Drowning.

By H. H. BLANKMEYER, M. D., HONEY GROVE, TEXAS

In the Chicago Medical Times, November, 1906, I read Professor H. K. Whitford's article on Drowning, introduced there by Dr. Ellingwood, which to me was very interesting. You know it is, as he there states, a commonly accepted fact:

1. That a drowned person under water five minutes cannot be restored to life;

2. That a drowned person going into the water alive has his lungs filled with the fluid;

3. That a person drowned must not be resuscitated by the use of heat.

To all three of these accepted ideas he takes a most emphatic opposite stand, and with convincing argument he argues that a person can be restored to life even if apparently dead an hour or more, and all this time under water, so long as decomposition or breaking down of tissue has not taken place, and he quotes cases that he has actually resuscitated, while two other doctors failed, and all three patients were drowned at the same time and in like manner. He argues that a person going into the water alive does not get any water into his lungs while drowning, because as soon as two or three drops touch the epiglottis it will spasmodically contract and close the entrance of the trachea, which, as you know, is the passage to the lungs.

Therefore, a person taken from the water with water in his lungs was most likely dead or unconscious before entering the water, and therefore the generally accepted evidence that the person entered the water dead, if the lungs are found free of water, according to Dr. Whitford, is false. He argues that today men are serving penitentiary sentences upon the circumstantial "water in the lung theory" who may be innocent of murder.

The water you have seen come from the mouth of a drowned person when rolled over a barrel or held with feet elevated was from the stomach, not from the lungs.

Dr. Whitford argues that to resuscitate a drowned person heat should be used and not withheld. In drowning, the body becomes chilled, and naturally the blood thickens and the capillaries become clogged; therefore, it would be the height of folly to cause artificial respiration and try to make the heart force congealed blood to flow through frozen capillaries.
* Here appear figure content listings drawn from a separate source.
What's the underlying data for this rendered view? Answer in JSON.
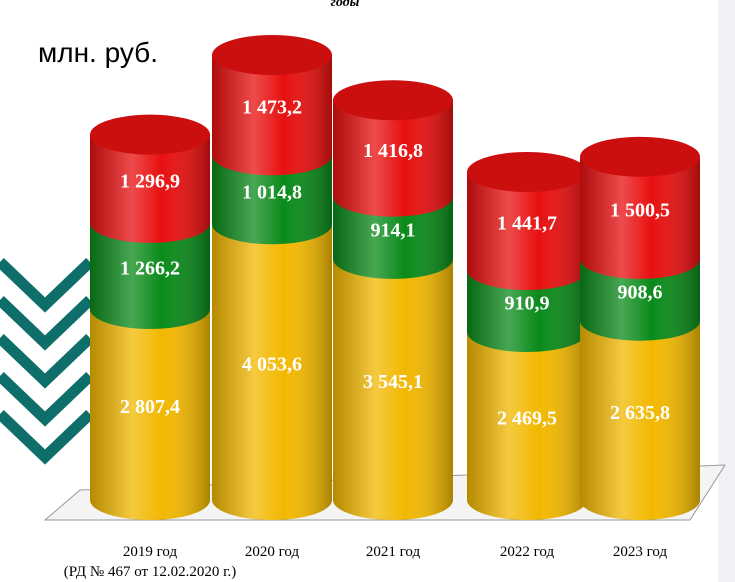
{
  "chart_data": {
    "type": "stacked-cylinder",
    "title": "годы",
    "unit_label": "млн. руб.",
    "categories": [
      "2019 год",
      "2020 год",
      "2021 год",
      "2022 год",
      "2023 год"
    ],
    "category_note": "(РД № 467 от 12.02.2020 г.)",
    "series": [
      {
        "color": "#f2b800",
        "values": [
          2807.4,
          4053.6,
          3545.1,
          2469.5,
          2635.8
        ],
        "value_labels": [
          "2 807,4",
          "4 053,6",
          "3 545,1",
          "2 469,5",
          "2 635,8"
        ]
      },
      {
        "color": "#0a8a1a",
        "values": [
          1266.2,
          1014.8,
          914.1,
          910.9,
          908.6
        ],
        "value_labels": [
          "1 266,2",
          "1 014,8",
          "914,1",
          "910,9",
          "908,6"
        ]
      },
      {
        "color": "#e81010",
        "values": [
          1296.9,
          1473.2,
          1416.8,
          1441.7,
          1500.5
        ],
        "value_labels": [
          "1 296,9",
          "1 473,2",
          "1 416,8",
          "1 441,7",
          "1 500,5"
        ]
      }
    ]
  }
}
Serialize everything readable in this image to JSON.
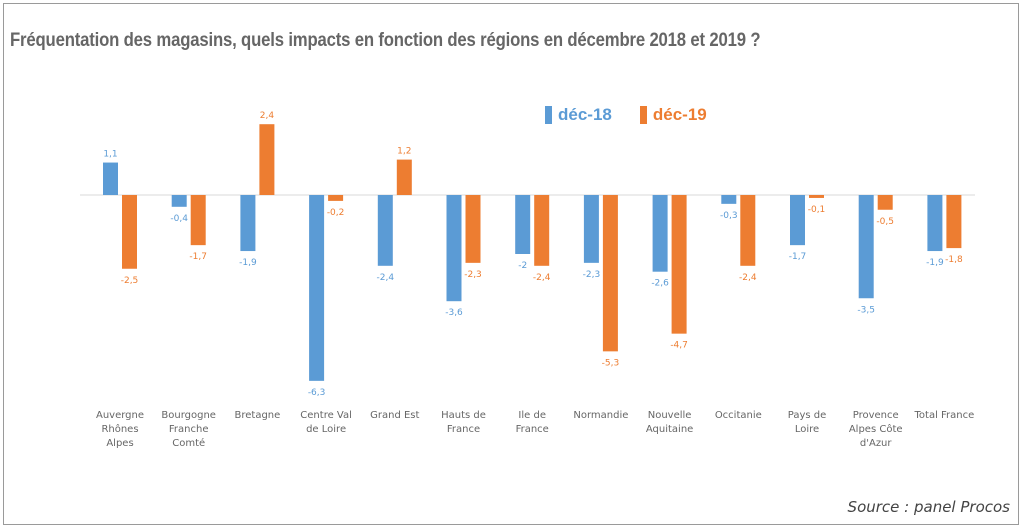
{
  "title": "Fréquentation des magasins, quels impacts en fonction des régions en décembre 2018 et 2019 ?",
  "source": "Source : panel Procos",
  "colors": {
    "dec18": "#5b9bd5",
    "dec19": "#ed7d31"
  },
  "chart_data": {
    "type": "bar",
    "categories": [
      [
        "Auvergne",
        "Rhônes",
        "Alpes"
      ],
      [
        "Bourgogne",
        "Franche",
        "Comté"
      ],
      [
        "Bretagne"
      ],
      [
        "Centre Val",
        "de Loire"
      ],
      [
        "Grand Est"
      ],
      [
        "Hauts de",
        "France"
      ],
      [
        "Ile de",
        "France"
      ],
      [
        "Normandie"
      ],
      [
        "Nouvelle",
        "Aquitaine"
      ],
      [
        "Occitanie"
      ],
      [
        "Pays de",
        "Loire"
      ],
      [
        "Provence",
        "Alpes Côte",
        "d'Azur"
      ],
      [
        "Total France"
      ]
    ],
    "series": [
      {
        "name": "déc-18",
        "values": [
          1.1,
          -0.4,
          -1.9,
          -6.3,
          -2.4,
          -3.6,
          -2,
          -2.3,
          -2.6,
          -0.3,
          -1.7,
          -3.5,
          -1.9
        ],
        "labels": [
          "1,1",
          "-0,4",
          "-1,9",
          "-6,3",
          "-2,4",
          "-3,6",
          "-2",
          "-2,3",
          "-2,6",
          "-0,3",
          "-1,7",
          "-3,5",
          "-1,9"
        ]
      },
      {
        "name": "déc-19",
        "values": [
          -2.5,
          -1.7,
          2.4,
          -0.2,
          1.2,
          -2.3,
          -2.4,
          -5.3,
          -4.7,
          -2.4,
          -0.1,
          -0.5,
          -1.8
        ],
        "labels": [
          "-2,5",
          "-1,7",
          "2,4",
          "-0,2",
          "1,2",
          "-2,3",
          "-2,4",
          "-5,3",
          "-4,7",
          "-2,4",
          "-0,1",
          "-0,5",
          "-1,8"
        ]
      }
    ],
    "legend_position": "top-right",
    "grid": false
  }
}
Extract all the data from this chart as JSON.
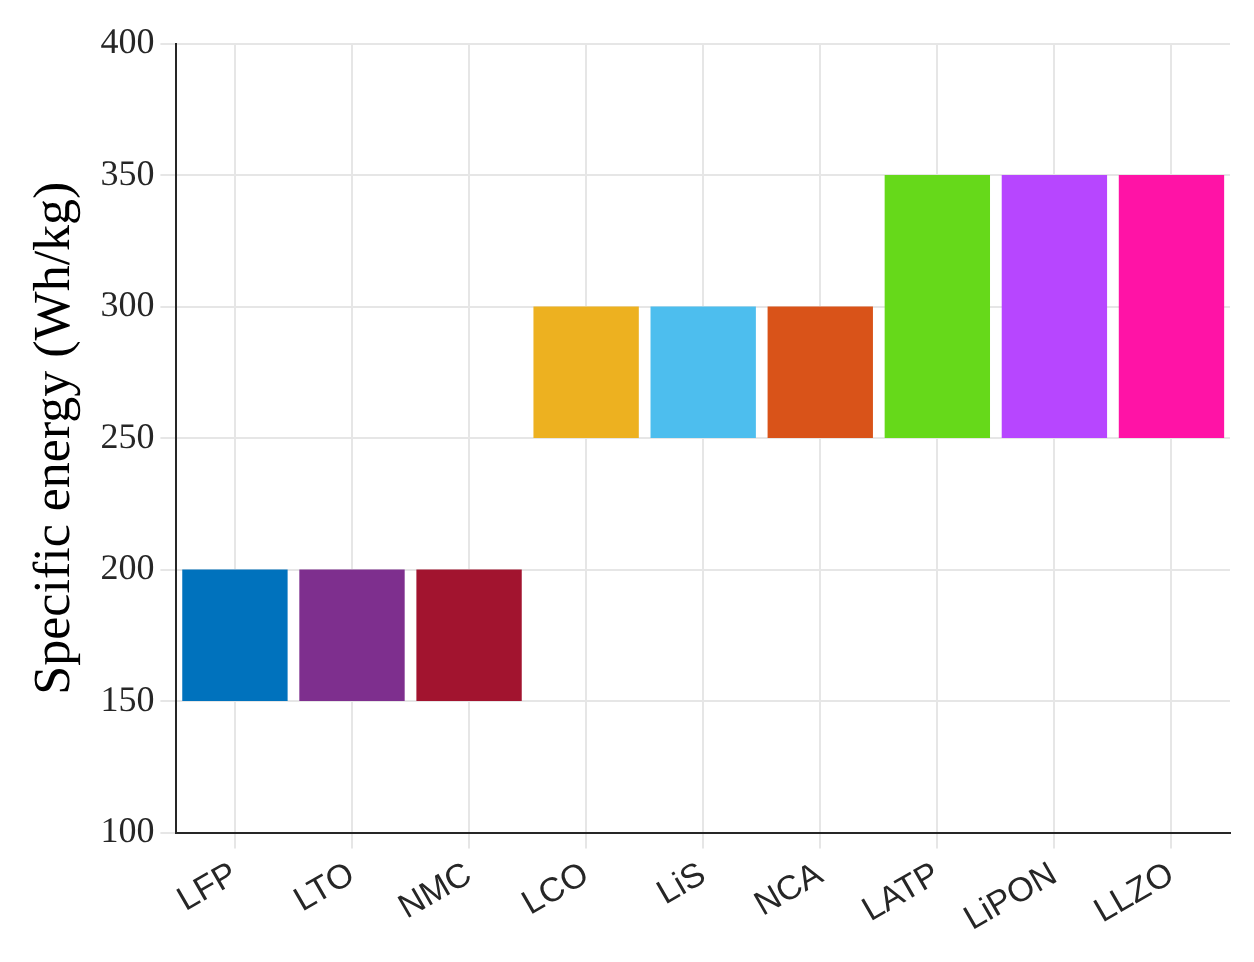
{
  "chart_data": {
    "type": "bar",
    "ylabel": "Specific energy (Wh/kg)",
    "categories": [
      "LFP",
      "LTO",
      "NMC",
      "LCO",
      "LiS",
      "NCA",
      "LATP",
      "LiPON",
      "LLZO"
    ],
    "base": [
      150,
      150,
      150,
      250,
      250,
      250,
      250,
      250,
      250
    ],
    "values": [
      50,
      50,
      50,
      50,
      50,
      50,
      100,
      100,
      100
    ],
    "colors": [
      "#0072bd",
      "#7e2f8e",
      "#a2142f",
      "#edb120",
      "#4dbeee",
      "#d95319",
      "#66d91a",
      "#b746ff",
      "#ff13a6"
    ],
    "ylim": [
      100,
      400
    ],
    "yticks": [
      100,
      150,
      200,
      250,
      300,
      350,
      400
    ],
    "grid": true
  }
}
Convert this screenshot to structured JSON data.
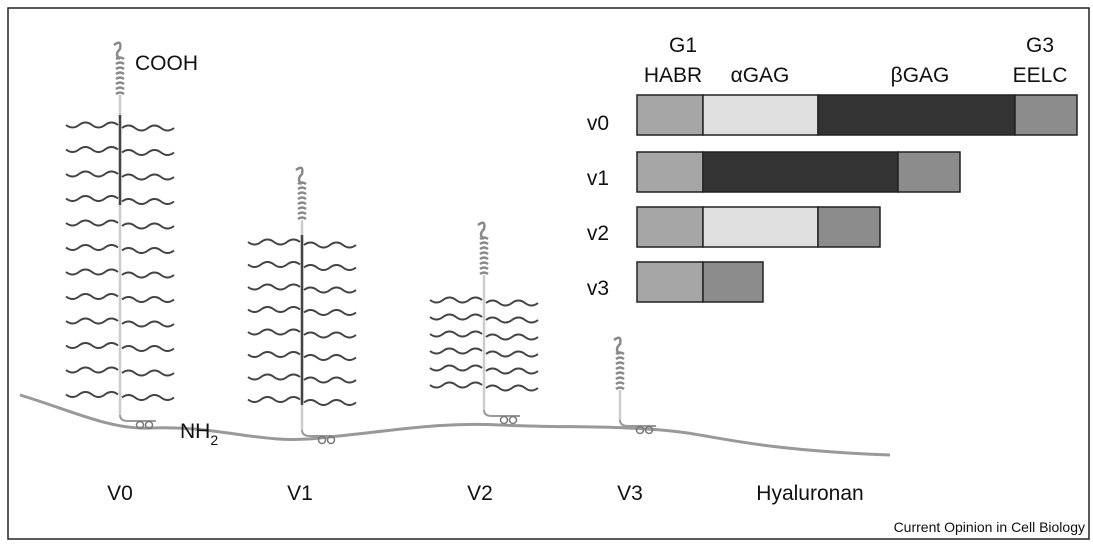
{
  "labels": {
    "cooh": "COOH",
    "nh2": "NH",
    "nh2_sub": "2",
    "hyaluronan": "Hyaluronan",
    "credit": "Current Opinion in Cell Biology"
  },
  "domains": {
    "g1": "G1",
    "habr": "HABR",
    "agag": "αGAG",
    "bgag": "βGAG",
    "g3": "G3",
    "eelc": "EELC"
  },
  "rows": [
    "v0",
    "v1",
    "v2",
    "v3"
  ],
  "variants": [
    "V0",
    "V1",
    "V2",
    "V3"
  ]
}
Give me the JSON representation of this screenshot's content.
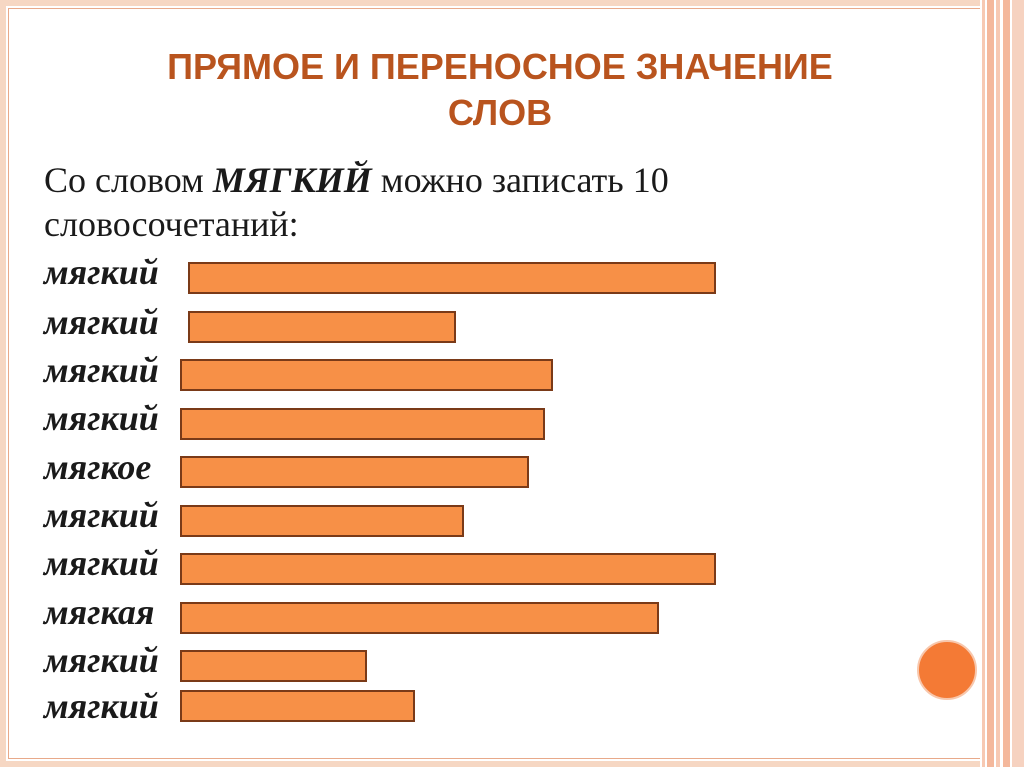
{
  "slide": {
    "title": "ПРЯМОЕ  И  ПЕРЕНОСНОЕ ЗНАЧЕНИЕ\nСЛОВ",
    "intro_prefix": "Со словом ",
    "intro_word": "МЯГКИЙ",
    "intro_suffix": " можно записать 10 словосочетаний:",
    "rows": [
      {
        "label": "мягкий"
      },
      {
        "label": "мягкий"
      },
      {
        "label": "мягкий"
      },
      {
        "label": "мягкий"
      },
      {
        "label": "мягкое"
      },
      {
        "label": "мягкий"
      },
      {
        "label": "мягкий"
      },
      {
        "label": "мягкая"
      },
      {
        "label": "мягкий"
      },
      {
        "label": "мягкий"
      }
    ]
  },
  "colors": {
    "title": "#b9541e",
    "bar_fill": "#f79047",
    "bar_border": "#7a3a18",
    "accent_circle": "#f47a35"
  }
}
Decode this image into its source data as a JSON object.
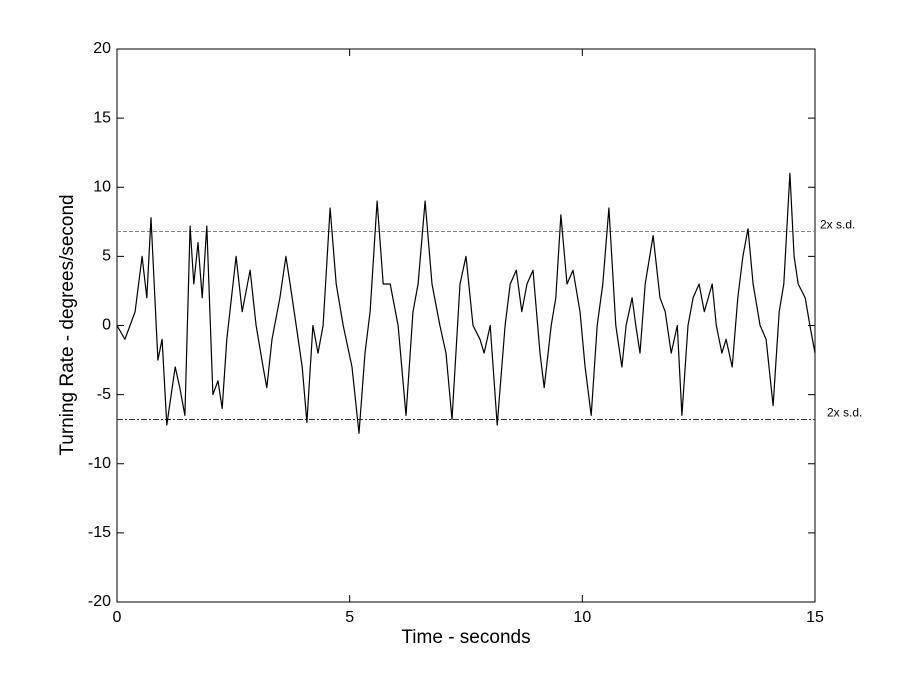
{
  "chart_data": {
    "type": "line",
    "x_label": "Time - seconds",
    "y_label": "Turning Rate - degrees/second",
    "x": [
      0,
      0.17,
      0.39,
      0.54,
      0.64,
      0.73,
      0.88,
      0.97,
      1.07,
      1.25,
      1.35,
      1.46,
      1.57,
      1.65,
      1.74,
      1.83,
      1.93,
      2.06,
      2.17,
      2.26,
      2.36,
      2.56,
      2.69,
      2.86,
      2.99,
      3.14,
      3.22,
      3.33,
      3.5,
      3.63,
      3.72,
      3.85,
      3.98,
      4.08,
      4.21,
      4.32,
      4.43,
      4.58,
      4.71,
      4.86,
      5.05,
      5.2,
      5.33,
      5.44,
      5.59,
      5.72,
      5.87,
      6.04,
      6.21,
      6.36,
      6.47,
      6.62,
      6.77,
      6.94,
      7.07,
      7.2,
      7.37,
      7.5,
      7.65,
      7.8,
      7.89,
      8.02,
      8.17,
      8.34,
      8.45,
      8.58,
      8.7,
      8.81,
      8.94,
      9.09,
      9.18,
      9.33,
      9.43,
      9.54,
      9.67,
      9.8,
      9.95,
      10.06,
      10.19,
      10.32,
      10.44,
      10.57,
      10.72,
      10.85,
      10.94,
      11.07,
      11.15,
      11.24,
      11.35,
      11.52,
      11.67,
      11.78,
      11.91,
      12.04,
      12.14,
      12.27,
      12.38,
      12.51,
      12.62,
      12.79,
      12.88,
      13,
      13.09,
      13.22,
      13.34,
      13.45,
      13.56,
      13.67,
      13.82,
      13.95,
      14.1,
      14.23,
      14.33,
      14.46,
      14.55,
      14.64,
      14.79,
      14.89,
      15
    ],
    "values": [
      0,
      -1,
      1,
      5,
      2,
      7.8,
      -2.5,
      -1,
      -7.2,
      -3,
      -4.5,
      -6.5,
      7.2,
      3,
      6,
      2,
      7.2,
      -5,
      -4,
      -6,
      -1,
      5,
      1,
      4,
      0,
      -3,
      -4.5,
      -1,
      2,
      5,
      3,
      0,
      -3,
      -7,
      0,
      -2,
      0,
      8.5,
      3,
      0,
      -3,
      -7.8,
      -2,
      1,
      9,
      3,
      3,
      0,
      -6.5,
      1,
      3,
      9,
      3,
      0,
      -2,
      -6.8,
      3,
      5,
      0,
      -1,
      -2,
      0,
      -7.2,
      0,
      3,
      4,
      1,
      3,
      4,
      -2,
      -4.5,
      0,
      2,
      8,
      3,
      4,
      1,
      -3,
      -6.5,
      0,
      3,
      8.5,
      0,
      -3,
      0,
      2,
      0,
      -2,
      3,
      6.5,
      2,
      1,
      -2,
      0,
      -6.5,
      0,
      2,
      3,
      1,
      3,
      0,
      -2,
      -1,
      -3,
      2,
      5,
      7,
      3,
      0,
      -1,
      -5.8,
      1,
      3,
      11,
      5,
      3,
      2,
      0,
      -2
    ],
    "color": "#000000",
    "hlines": [
      {
        "value": 6.8,
        "label": "2x s.d.",
        "color": "#888888"
      },
      {
        "value": -6.8,
        "label": "2x s.d.",
        "color": "#333333"
      }
    ],
    "xlim": [
      0,
      15
    ],
    "xticks": [
      0,
      5,
      10,
      15
    ],
    "ylim": [
      -20,
      20
    ],
    "yticks": [
      -20,
      -15,
      -10,
      -5,
      0,
      5,
      10,
      15,
      20
    ],
    "grid": false
  }
}
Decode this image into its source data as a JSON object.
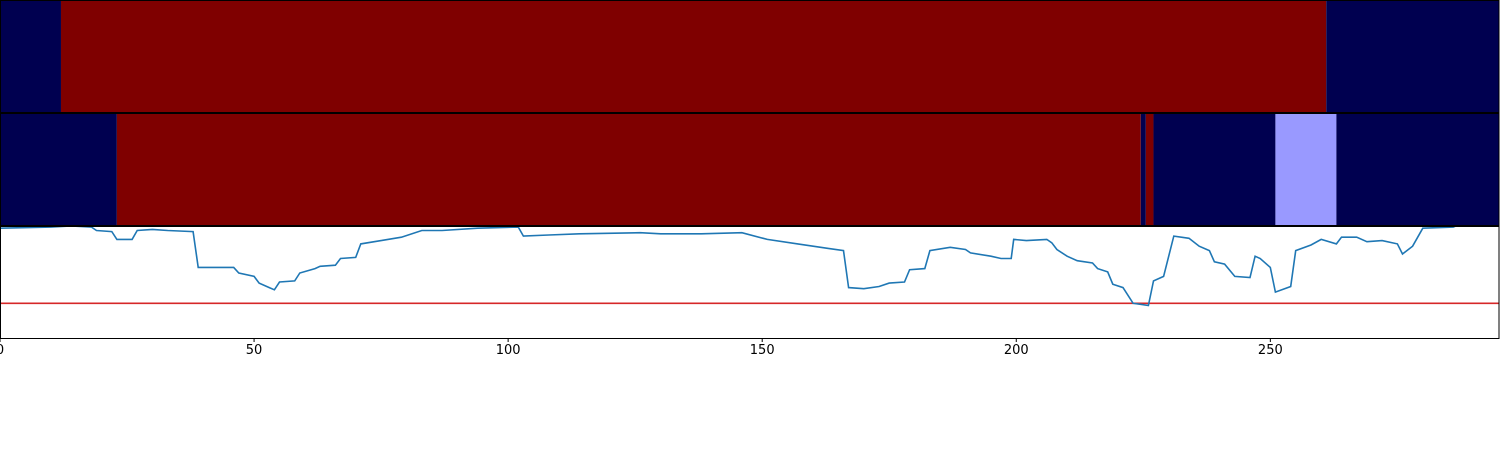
{
  "chart_data": [
    {
      "type": "strip",
      "xlim": [
        0,
        295
      ],
      "segments": [
        {
          "x": [
            0,
            12
          ],
          "color": "#000050"
        },
        {
          "x": [
            12,
            261
          ],
          "color": "#7f0000"
        },
        {
          "x": [
            261,
            295
          ],
          "color": "#000050"
        }
      ]
    },
    {
      "type": "strip",
      "xlim": [
        0,
        295
      ],
      "segments": [
        {
          "x": [
            0,
            23
          ],
          "color": "#000050"
        },
        {
          "x": [
            23,
            224.5
          ],
          "color": "#7f0000"
        },
        {
          "x": [
            224.5,
            225.5
          ],
          "color": "#000050"
        },
        {
          "x": [
            225.5,
            227
          ],
          "color": "#7f0000"
        },
        {
          "x": [
            227,
            251
          ],
          "color": "#000050"
        },
        {
          "x": [
            251,
            263
          ],
          "color": "#9999ff"
        },
        {
          "x": [
            263,
            295
          ],
          "color": "#000050"
        }
      ]
    },
    {
      "type": "line",
      "xlim": [
        0,
        295
      ],
      "ylim": [
        0,
        1
      ],
      "xticks": [
        0,
        50,
        100,
        150,
        200,
        250
      ],
      "color": "#1f77b4",
      "x": [
        0,
        10,
        14,
        18,
        19,
        22,
        23,
        26,
        27,
        30,
        33,
        38,
        39,
        42,
        43,
        46,
        47,
        50,
        51,
        53,
        54,
        55,
        58,
        59,
        62,
        63,
        66,
        67,
        70,
        71,
        75,
        79,
        83,
        87,
        94,
        102,
        103,
        108,
        114,
        126,
        130,
        138,
        146,
        151,
        157,
        163,
        166,
        167,
        170,
        173,
        175,
        178,
        179,
        182,
        183,
        187,
        190,
        191,
        195,
        197,
        199,
        199.5,
        202,
        206,
        207,
        208,
        210,
        212,
        215,
        216,
        218,
        219,
        221,
        223,
        226,
        227,
        229,
        231,
        234,
        236,
        238,
        239,
        241,
        243,
        246,
        247,
        248,
        250,
        251,
        254,
        255,
        258,
        260,
        263,
        264,
        267,
        269,
        272,
        275,
        276,
        278,
        280,
        286,
        287
      ],
      "values": [
        0.98,
        0.99,
        1.0,
        0.99,
        0.96,
        0.95,
        0.88,
        0.88,
        0.96,
        0.97,
        0.96,
        0.95,
        0.63,
        0.63,
        0.63,
        0.63,
        0.58,
        0.55,
        0.49,
        0.45,
        0.43,
        0.5,
        0.51,
        0.58,
        0.62,
        0.64,
        0.65,
        0.71,
        0.72,
        0.84,
        0.87,
        0.9,
        0.96,
        0.96,
        0.98,
        0.99,
        0.91,
        0.92,
        0.93,
        0.94,
        0.93,
        0.93,
        0.94,
        0.88,
        0.84,
        0.8,
        0.78,
        0.45,
        0.44,
        0.46,
        0.49,
        0.5,
        0.61,
        0.62,
        0.78,
        0.81,
        0.79,
        0.76,
        0.73,
        0.71,
        0.71,
        0.88,
        0.87,
        0.88,
        0.85,
        0.79,
        0.73,
        0.69,
        0.67,
        0.62,
        0.59,
        0.48,
        0.45,
        0.31,
        0.29,
        0.51,
        0.55,
        0.91,
        0.89,
        0.82,
        0.78,
        0.68,
        0.66,
        0.55,
        0.54,
        0.73,
        0.71,
        0.63,
        0.41,
        0.46,
        0.78,
        0.83,
        0.88,
        0.84,
        0.9,
        0.9,
        0.86,
        0.87,
        0.84,
        0.75,
        0.82,
        0.98,
        0.99,
        1.01
      ],
      "hlines": [
        {
          "value": 0.31,
          "color": "#d62728"
        }
      ]
    }
  ]
}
Get the capillaries and blood into condition first and then perform artificial respiration. Don't that seem reasonable? What engineer would ever think of making steam and power if he knew the pipes were filled with mud and ice before he would get such mud or ice in condition that it would move and allow the steam to circulate?

"Here is the main point of this paper that I wish to bring forward." If Dr. Whitford is correct in his views—and I like them better than any I have ever heard—haste is not necessary in restoring a drowned person.

The actual method of artificial respiration is not the essential feature. You all know or have heard of the Paris or Laborde method of drawing out the tongue and jerking it rhythmatically.

The Sylvester method is to draw the tongue forward, move the arms from side of body upwards until they nearly meet over the head and then slowly bring the arms down until the elbows meet over the abdomen; repeat this movement sixteen or eighteen times per minute.

Marshall Hall's method is to place the body face downwards, with forehead on forearm; stand astride the body and grasp it about the shoulders, raise the chest as high as possible without removing head from arm, holding it about three seconds; then place body upon the ground again, press lower limbs downward, then upward, gradually increasing force, for ten seconds. Suddenly let go and repeat lifting as before.

Dr. H. K. Whitford's common sense, practical method is to restore the normal temperature of the body first. This he writes, is best accomplished in a bath tub with the stopper so arranged that the water will gradually and slowly escape, allowing more hot water to be added from time to time, and thus keeping the water at one temperature. While the patient is in the tub the stimulation can be increased by pouring the hot water from a height of five or six feet on the body, avoiding the face and spine. If a bath-tub is not handy, use blankets soaked in hot water, repeating as often as necessary to get body and circulation back to the normal. If you are where hot water or blankets are not to be had, then do the best you can with friction to get normal temperature of the surface and capillaries. When you have caused as much stimulation as you can toward normal circulation, then draw the tongue forward with tongue forceps, or by the use of your finger and give free passage of air through the treachea to the lungs. Then, cause artificial respiration by any method best known to you, and if the blood current has been properly prepared it will not take more than five or ten minutes' work at artificial respiration to accomplish happy results.

Eclectic Medical Journal.


Ellingwood's Therapeutist, Vol. 2, 1908, was edited by Finley Ellingwood M.D.